Como digno sobreviviente, Redford es constreñido a moverse en espacios cada vez más reducidos y más expuestos al riesgo. Del velero partido que se va a pique a un bote-iglú, y del bote-iglú hecho pedazos a una balsa, que es un aro de plástico en la eternidad del Índico. Ha buscado, entre Indonesia y Madagascar, seguir la ruta hacia Sumatra de los buques cargueros que podrían rescatarlo. All is lost es coherente con la primera película de Chandor, Margin Call (“El precio de la codicia”, 2011), saturada de diálogos en interiores, en la que lo que se iba a pique era un banco de inversión en plena crisis financiera en Wall Street y dueños y empleados diseñaban, en 24 hs. y transgredidos ya todos los márgenes de volatilidad y escrúpulos, un plan para salvarse hundiendo a sus clientes con la venta de activos “tóxicos”. También en Margin Call había un mar, inestable. Era el capitalismo global que aquí agita el Índico con sus mareas de consumo. “Nuestro hombre” está allí en un velero de lujo, escorado por un container del que brotan toneladas de sneakers infantiles que quedan flotando a la deriva. Su destino, esa combinación de azar y pensamiento, depende del avistaje de las bengalas que lanza por los cargueros que cubran su ruta, repletos de containers como el que lo escoró.

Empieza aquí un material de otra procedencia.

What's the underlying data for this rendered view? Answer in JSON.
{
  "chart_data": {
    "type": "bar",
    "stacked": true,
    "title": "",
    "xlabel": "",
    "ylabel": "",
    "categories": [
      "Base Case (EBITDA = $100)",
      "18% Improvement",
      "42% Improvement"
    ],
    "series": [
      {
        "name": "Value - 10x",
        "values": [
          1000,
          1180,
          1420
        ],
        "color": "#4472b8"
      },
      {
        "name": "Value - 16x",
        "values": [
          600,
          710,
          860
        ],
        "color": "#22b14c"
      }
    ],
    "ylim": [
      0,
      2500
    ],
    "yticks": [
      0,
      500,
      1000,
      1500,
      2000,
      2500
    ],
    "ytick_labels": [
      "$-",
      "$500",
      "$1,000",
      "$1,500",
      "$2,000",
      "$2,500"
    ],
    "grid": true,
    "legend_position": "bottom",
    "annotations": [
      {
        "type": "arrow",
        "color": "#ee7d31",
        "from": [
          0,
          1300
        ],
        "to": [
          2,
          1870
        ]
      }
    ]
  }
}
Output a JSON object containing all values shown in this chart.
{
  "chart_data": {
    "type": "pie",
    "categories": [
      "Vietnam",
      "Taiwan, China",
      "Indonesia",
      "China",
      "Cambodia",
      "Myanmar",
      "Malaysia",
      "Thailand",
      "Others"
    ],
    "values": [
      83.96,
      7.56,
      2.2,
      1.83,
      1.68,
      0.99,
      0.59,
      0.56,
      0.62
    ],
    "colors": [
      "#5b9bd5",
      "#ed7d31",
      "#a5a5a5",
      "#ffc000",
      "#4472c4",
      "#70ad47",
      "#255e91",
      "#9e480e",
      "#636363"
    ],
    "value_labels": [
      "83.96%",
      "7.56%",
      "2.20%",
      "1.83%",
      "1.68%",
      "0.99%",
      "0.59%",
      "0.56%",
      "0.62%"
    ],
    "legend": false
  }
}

La última chance de ser visto, una vez agotadas las bengalas y en plena noche, es prender fuego los papeles que todavía quedan en la balsa circular. El aro de plástico se transforma entonces en un aro de fuego. “Nuestro hombre” ya ha recorrido todo el espinel, ya ha quemado la casa. Burning down the house (como aquella canción de Talking Heads) es el penúltimo acto. El acto final es saltar de la balsa y dejarse ir, del espacio menor al espacio mayúsculo. Hundirse con los ojos abiertos. No dejar de mirar, hasta ver el aro de luz de una linterna que se aproxima a la última casa en llamas y empujar hacia arriba, propulsarse y tantear y encontrar una mano para asir. Es un plano brevísimo que cierra el filme, con temperatura de limbo. En el limbo estuvimos, durante un poco más de una hora y media que duró ocho días, pensando en silencio con una escultura, en cierto modo conocida como Robert Redford.